Nevertheless, these barrels add to an already thorny outlook for OPEC+ members as the calendar turns to a seasonal lull in demand and signals a worrying rift growing between the world’s largest producers and the consumers of their crude.
S&P Global Platts Analytics forecasts that global oil demand will contract by a sharp 1.6 million b/d from the fourth quarter of 2021 to the first quarter of 2022, due to seasonal factors, the impact of higher prices and outbreaks of COVID-19 infections in some countries.
Such forecasts have many OPEC+ members worried about a renewed slump in prices that would undo the hard-won gains of the last several months and destabilize their economies just as they are regaining their footing.
Although “all options are on the table”, sources tell Platts, OPEC+ ministers and delegates are split on how to respond.
Already, some US lawmakers have called for a revival of so-called “NOPEC” legislation that would expose the organization to antitrust litigation for market manipulation. The concept enjoys broad support, as memories of the OPEC oil embargoes of the 1970s endure, though presidents to date have been able to keep the legislation at bay, so as not to jeopardize bilateral relations with individual OPEC countries.
Biden, however, has so far shown no eagerness to court OPEC kingpin Saudi Arabia, whose giant Port Arthur refinery in Texas could be at risk from a NOPEC lawsuit.
Saudi Arabia and its Gulf allies might also be worried about the prospects of the US reengaging with regional rival Iran on stalled nuclear talks that could lead to sanctions relief and up to 1.5 million b/d of Iranian oil coming back to the market.
As for China, it has been cagey about how much crude it will release, with analysts speculating that up to 15 million barrels could be offered through its next state auction.
But facing its worst energy crisis in decades that has severely impacted manufacturing and led to diesel rationing, China has made supply security and price stability top priorities. OPEC+ countries will not want to jeopardize increasingly close relations with the world’s biggest crude importer.

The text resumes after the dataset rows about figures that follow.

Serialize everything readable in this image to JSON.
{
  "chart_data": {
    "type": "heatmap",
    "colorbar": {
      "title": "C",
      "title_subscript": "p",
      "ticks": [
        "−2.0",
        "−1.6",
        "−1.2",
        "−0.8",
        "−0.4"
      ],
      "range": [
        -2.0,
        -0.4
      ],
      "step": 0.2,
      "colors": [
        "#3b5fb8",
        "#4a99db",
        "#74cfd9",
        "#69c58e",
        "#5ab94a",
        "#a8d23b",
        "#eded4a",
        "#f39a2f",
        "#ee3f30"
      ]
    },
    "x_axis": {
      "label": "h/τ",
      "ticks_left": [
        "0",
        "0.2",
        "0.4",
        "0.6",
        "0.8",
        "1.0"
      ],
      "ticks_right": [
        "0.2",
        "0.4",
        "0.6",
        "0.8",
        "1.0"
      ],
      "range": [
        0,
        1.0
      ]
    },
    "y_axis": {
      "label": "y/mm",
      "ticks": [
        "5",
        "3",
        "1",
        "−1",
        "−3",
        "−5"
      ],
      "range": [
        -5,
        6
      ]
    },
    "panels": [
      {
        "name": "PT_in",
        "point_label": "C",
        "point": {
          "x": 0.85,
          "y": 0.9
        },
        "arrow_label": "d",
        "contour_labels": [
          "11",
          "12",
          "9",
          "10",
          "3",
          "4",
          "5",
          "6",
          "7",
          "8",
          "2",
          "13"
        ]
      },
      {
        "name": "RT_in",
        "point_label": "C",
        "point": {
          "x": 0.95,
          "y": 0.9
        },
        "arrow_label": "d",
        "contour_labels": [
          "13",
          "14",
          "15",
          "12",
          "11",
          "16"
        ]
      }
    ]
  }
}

These geopolitical considerations are influencing the OPEC+ deliberations, according to people familiar with the discussions.
“Calculations don’t seem to always follow market fundamentals,” one OPEC+ source said on condition of anonymity.
If the Biden administration had held off using the SPR, current market tightness may well have proven transitory and price relief swiftly followed.
Instead of waiting the US and its partners have opened an aggressive front against the OPEC+ alliance, taking away its desired ability to manage global oil supply on its own terms.
The OPEC+ deliberations will begin with OPEC’s 13 members convening Dec. 1, followed in the afternoon by a delegate-level technical advisory committee meeting. The Joint Ministerial Monitoring Committee co-chaired by Saudi Arabia and Russia will then meet Dec. 2, before the full OPEC+ coalition holds talks later that day.
What they decide will set the tone for the oil market for the year ahead.